Experts on the country aren't surprised. They say the decision to push ahead with the referendum which could enhance the military's power, while they are blocking foreign relief assistance, is typical of the junta's attitude to the outside world.

Some analysts think the refusal to grant visas to foreign aid workers is linked to the referendum. "They think that if they let all these people into the country, then they will never leave," says Pornpimon Trichot, a Myanmar specialist at Chulalongkorn University in Bangkok. "And I think they are particularly worried about having lots of foreigners around when they are conducting the referendum."

There is a pervading and long-standing mistrust of all things foreign among Myanmar's military elite.

"The Burmese military is incredibly wary of the West and America in particular," says Monique Skidmore, a professor at the Australian National University. "They fear Western and especially American culture will undermine Burmese mores."

The presence of foreign workers also might curb the regime's ability to respond if there is another series of pro-democracy demonstrations, like those last September in which at least 31 people were killed.

Another Myanmar scholar at the Australian National University, Kevin Wilson, says the military are unlikely to risk anything which weakens to their position.

Gen. Than Shwe, who is 75-years-old, and other top leaders are steeped in a decades-old mistrust of the outside world. When the army seized power 46 years ago, it immediately cut trade ties with other countries. Foreigners were expelled and then-military strongman General Ne Win set about creating a Burmese brand of socialism, putting the army in control of the country's largest businesses. While other Southeast Asian countries such as Thailand, Malaysia and Indonesia boomed through the 1970s, '80s and '90s, Myanmar, once one of Asia's wealthiest countries, descended into poverty and isolation.

Gen.
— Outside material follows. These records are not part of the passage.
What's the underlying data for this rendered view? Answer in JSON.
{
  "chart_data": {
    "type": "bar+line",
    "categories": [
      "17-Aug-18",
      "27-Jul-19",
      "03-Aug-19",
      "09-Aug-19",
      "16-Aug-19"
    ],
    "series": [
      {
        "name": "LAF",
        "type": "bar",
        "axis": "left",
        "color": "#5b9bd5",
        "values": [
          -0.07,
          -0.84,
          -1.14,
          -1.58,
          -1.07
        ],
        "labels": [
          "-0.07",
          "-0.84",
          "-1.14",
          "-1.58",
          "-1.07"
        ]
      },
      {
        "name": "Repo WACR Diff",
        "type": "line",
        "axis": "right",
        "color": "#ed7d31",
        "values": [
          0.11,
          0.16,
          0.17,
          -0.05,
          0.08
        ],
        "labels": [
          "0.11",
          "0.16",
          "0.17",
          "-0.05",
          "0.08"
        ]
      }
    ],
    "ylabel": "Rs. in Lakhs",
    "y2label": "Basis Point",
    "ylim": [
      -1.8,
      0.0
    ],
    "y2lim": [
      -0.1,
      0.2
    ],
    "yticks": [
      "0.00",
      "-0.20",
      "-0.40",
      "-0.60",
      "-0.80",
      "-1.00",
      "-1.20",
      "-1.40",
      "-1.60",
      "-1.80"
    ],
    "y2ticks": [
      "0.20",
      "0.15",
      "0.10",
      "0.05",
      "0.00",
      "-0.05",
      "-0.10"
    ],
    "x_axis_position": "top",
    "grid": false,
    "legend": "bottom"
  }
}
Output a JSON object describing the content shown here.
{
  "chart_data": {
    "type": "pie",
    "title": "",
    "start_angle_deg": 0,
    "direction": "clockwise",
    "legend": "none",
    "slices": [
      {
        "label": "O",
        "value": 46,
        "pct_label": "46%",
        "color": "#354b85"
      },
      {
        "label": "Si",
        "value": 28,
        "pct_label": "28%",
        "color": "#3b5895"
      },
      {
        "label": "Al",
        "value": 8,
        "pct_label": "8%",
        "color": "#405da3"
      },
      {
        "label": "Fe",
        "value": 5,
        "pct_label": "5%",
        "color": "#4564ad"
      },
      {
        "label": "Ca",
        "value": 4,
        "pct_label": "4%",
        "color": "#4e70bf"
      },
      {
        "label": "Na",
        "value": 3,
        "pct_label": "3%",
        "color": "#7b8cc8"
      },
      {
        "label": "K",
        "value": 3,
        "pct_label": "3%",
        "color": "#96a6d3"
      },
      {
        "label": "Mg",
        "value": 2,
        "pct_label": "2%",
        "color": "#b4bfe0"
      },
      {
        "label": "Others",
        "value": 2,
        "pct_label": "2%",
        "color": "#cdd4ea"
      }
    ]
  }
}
Than Shwe, an expert in psychological warfare and a veteran of the country's ethnic insurgencies, took over the ruling junta in 1992 and set about perpetuating the idea that only the armed forces could hold together this diverse nation of 135 different ethnic groups and several guerrilla wars.

"This is the idea that really drives them," says David Mathieson, a Myanmar expert with the New York-based Human Rights Watch group. "They think they are patriots who can somehow bind the country together and the younger officers and soldiers are kept apart from the rest of the society and indoctrinated with this belief."

In recent years, Gen. Than Shwe appears to have become increasingly wary of civilians. In 2005, the junta abruptly decided to move the country's capital from Yangon to the remote town of Naypyitaw, more than 300 kilometers to the northeast. And the military insisted on moving its administration immediately, even though the new site was still under construction and lacked basic amenities.

In the mid-1990s, the government began drafting a new constitution, with a view to holding nominally democratic elections in 2010.

Saturday's referendum on the draft constitution offers ordinary citizens their first chance in years to have their say on political plans for the country.

Diplomats in Yangon say they have seen a proliferation of graffiti urging people to reject the constitution since the cyclone hit. Exiled dissidents such as Mr. Zin Linn, information minister for the U.S.-based National Coalition Government of the Union of Burma, are predicting a large 'no' vote, driven in part by fury over the military's sluggish response to the cyclone.

"But we worry that the government will manipulate the results," Mr. Zin Linn says.